We should... they are sufficiently compensated for their position as an international news organisation, that they should operate at a higher standard.
But the internet has leveled the playing field. We should hold ourselves to a similar standard. Rather than lulzing as it burns. We should step up.
That's sort of like telling insurgents that they should engage in an infantry battle instead of roadside bombs. You can disagree with the cause but it's pretty obvious, given their capabilities, that they have to play by different rules.
Lulzsec don't have a half dozen global media organizations to push their point of view -- they have funny website redirects and email dumps. So that's what they're doing.
EDIT: Hey downmodder, read, I gave you permission to disagree with the cause if you want. Comment is about tactics.
If we're torturing analogies, that's like a child saying "but he started it!"
There seems to be a momentum developing based on adults who have been maintaining pressure on this story through legal investigative journalism... setting fire to a paper bag filled with shit on their doorstep and ringing the bell doesn't help.
(edit: didn't downvote you btw... that's for the drive-by kids)

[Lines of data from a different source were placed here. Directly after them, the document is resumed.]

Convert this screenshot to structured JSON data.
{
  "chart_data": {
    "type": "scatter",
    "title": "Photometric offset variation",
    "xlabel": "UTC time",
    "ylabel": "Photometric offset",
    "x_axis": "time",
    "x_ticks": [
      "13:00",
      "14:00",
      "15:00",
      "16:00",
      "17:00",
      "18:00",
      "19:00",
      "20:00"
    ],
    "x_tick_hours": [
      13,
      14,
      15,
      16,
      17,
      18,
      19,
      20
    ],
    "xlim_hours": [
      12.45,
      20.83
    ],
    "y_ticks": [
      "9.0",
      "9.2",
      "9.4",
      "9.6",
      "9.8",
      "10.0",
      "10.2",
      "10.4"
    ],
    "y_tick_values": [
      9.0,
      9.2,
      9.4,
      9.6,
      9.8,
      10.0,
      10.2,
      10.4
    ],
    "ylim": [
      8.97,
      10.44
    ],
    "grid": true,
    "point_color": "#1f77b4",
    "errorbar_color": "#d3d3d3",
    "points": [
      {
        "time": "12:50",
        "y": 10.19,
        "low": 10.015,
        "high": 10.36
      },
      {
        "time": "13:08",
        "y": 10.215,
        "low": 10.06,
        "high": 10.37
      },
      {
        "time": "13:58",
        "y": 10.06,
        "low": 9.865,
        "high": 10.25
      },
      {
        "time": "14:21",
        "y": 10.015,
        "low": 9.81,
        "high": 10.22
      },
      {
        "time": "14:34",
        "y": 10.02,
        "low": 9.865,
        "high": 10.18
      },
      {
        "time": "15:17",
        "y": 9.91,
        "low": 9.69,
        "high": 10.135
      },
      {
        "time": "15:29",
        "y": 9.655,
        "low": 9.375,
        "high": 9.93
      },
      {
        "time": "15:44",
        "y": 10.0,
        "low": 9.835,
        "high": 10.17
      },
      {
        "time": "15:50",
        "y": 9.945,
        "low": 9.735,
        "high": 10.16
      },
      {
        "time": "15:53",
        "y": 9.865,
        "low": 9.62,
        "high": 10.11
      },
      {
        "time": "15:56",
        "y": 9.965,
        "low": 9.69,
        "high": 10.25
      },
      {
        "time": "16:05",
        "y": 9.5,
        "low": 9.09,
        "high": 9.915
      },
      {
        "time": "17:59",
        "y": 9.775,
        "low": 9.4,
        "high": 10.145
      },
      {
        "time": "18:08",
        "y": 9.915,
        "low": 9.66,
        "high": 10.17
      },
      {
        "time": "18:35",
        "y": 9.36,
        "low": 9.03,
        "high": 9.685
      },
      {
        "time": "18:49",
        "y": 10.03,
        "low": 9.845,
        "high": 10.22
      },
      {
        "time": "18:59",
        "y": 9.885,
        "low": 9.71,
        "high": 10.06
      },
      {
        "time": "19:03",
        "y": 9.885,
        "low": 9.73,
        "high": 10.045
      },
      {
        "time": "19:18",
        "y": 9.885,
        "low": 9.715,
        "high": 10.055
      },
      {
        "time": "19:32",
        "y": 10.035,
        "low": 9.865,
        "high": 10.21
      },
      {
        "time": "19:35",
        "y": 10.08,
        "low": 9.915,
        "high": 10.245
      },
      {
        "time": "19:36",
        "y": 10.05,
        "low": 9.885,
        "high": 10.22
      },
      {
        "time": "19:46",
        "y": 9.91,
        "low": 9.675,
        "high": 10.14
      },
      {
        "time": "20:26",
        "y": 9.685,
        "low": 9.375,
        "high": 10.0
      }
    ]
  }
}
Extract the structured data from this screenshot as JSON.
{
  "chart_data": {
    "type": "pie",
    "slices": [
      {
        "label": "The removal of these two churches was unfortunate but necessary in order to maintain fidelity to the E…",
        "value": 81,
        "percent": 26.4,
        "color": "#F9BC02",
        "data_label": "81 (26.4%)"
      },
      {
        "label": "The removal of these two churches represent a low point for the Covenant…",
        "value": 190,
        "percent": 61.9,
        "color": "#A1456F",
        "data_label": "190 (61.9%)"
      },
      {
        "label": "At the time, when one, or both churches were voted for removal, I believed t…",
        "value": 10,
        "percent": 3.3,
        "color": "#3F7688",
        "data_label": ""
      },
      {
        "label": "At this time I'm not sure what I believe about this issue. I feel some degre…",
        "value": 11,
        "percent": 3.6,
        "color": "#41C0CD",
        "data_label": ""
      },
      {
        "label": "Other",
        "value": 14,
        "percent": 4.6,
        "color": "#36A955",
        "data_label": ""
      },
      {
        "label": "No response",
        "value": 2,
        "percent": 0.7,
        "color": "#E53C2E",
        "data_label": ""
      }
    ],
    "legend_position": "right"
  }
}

You're acting like this has anything to do with the News of the World allegations, other than the fact that it is what gave them the idea. It's mostly about them entertaining themselves. Lulzsec/antisec does have a message (essentially that the security industry is exploitative) but when they act under Lulzsec it really is just for the lulz.
That html page is normally included on the homepage as an iframe. The pastebin is entirely untelling of how it got there, but it is the source of the redirect.
That looks like it's an iframe that normally has no content but which can be updated by commenting in the sample bits to put a breaking news headline onto the homepage. Because the CMSes that run newspaper websites are often terribly crufty, people resort to workarounds like this.
It would have been a little more convincing if they'd bothered to use an apostrophe: Media Mogul's Body Discovered. Not to nitpick, but you want a media prank to work, you need to think like media people. They wouldn't forget punctuation.
"The nickname The Grauniad for the paper originated with the satirical magazine Private Eye.[109] This anagram played on The Guardian's reputation for frequent typographical errors, such as misspelling its own name as The Gaurdian."
Murdoch is probably doomed; unless he pulls a rabbit out of a hat at the Parliamentary committee meeting tomorrow morning, his stockholders seem almost certain to revolt. I'm kind of surprised that his board hasn't cut him loose yet. This Lulzsec joke is in poor taste, but right on the money as a piece of satire. Curiously reminiscent of a 19th century Thomas Nast cartoon jesting about the funeral of NY Tribune publisher (and neckbeard extraordinaire) Horace Greeley.
EDIT: http://www.bloomberg.com/news/2011-07-18/news-corp-said-to-c... suggests NWSA is indeed planning to give Murdoch the boot. Oh, how the mighty are fallen.
EDIT II: A more illuminating story from the trades http://www.adweek.com/news/television/if-rupert-goes-chase-c...
Edit III: I can't help noticing that Mr Carey looks an awful lot like the Lulzsec mascot with those curly mustachios. Coincidence? I think not!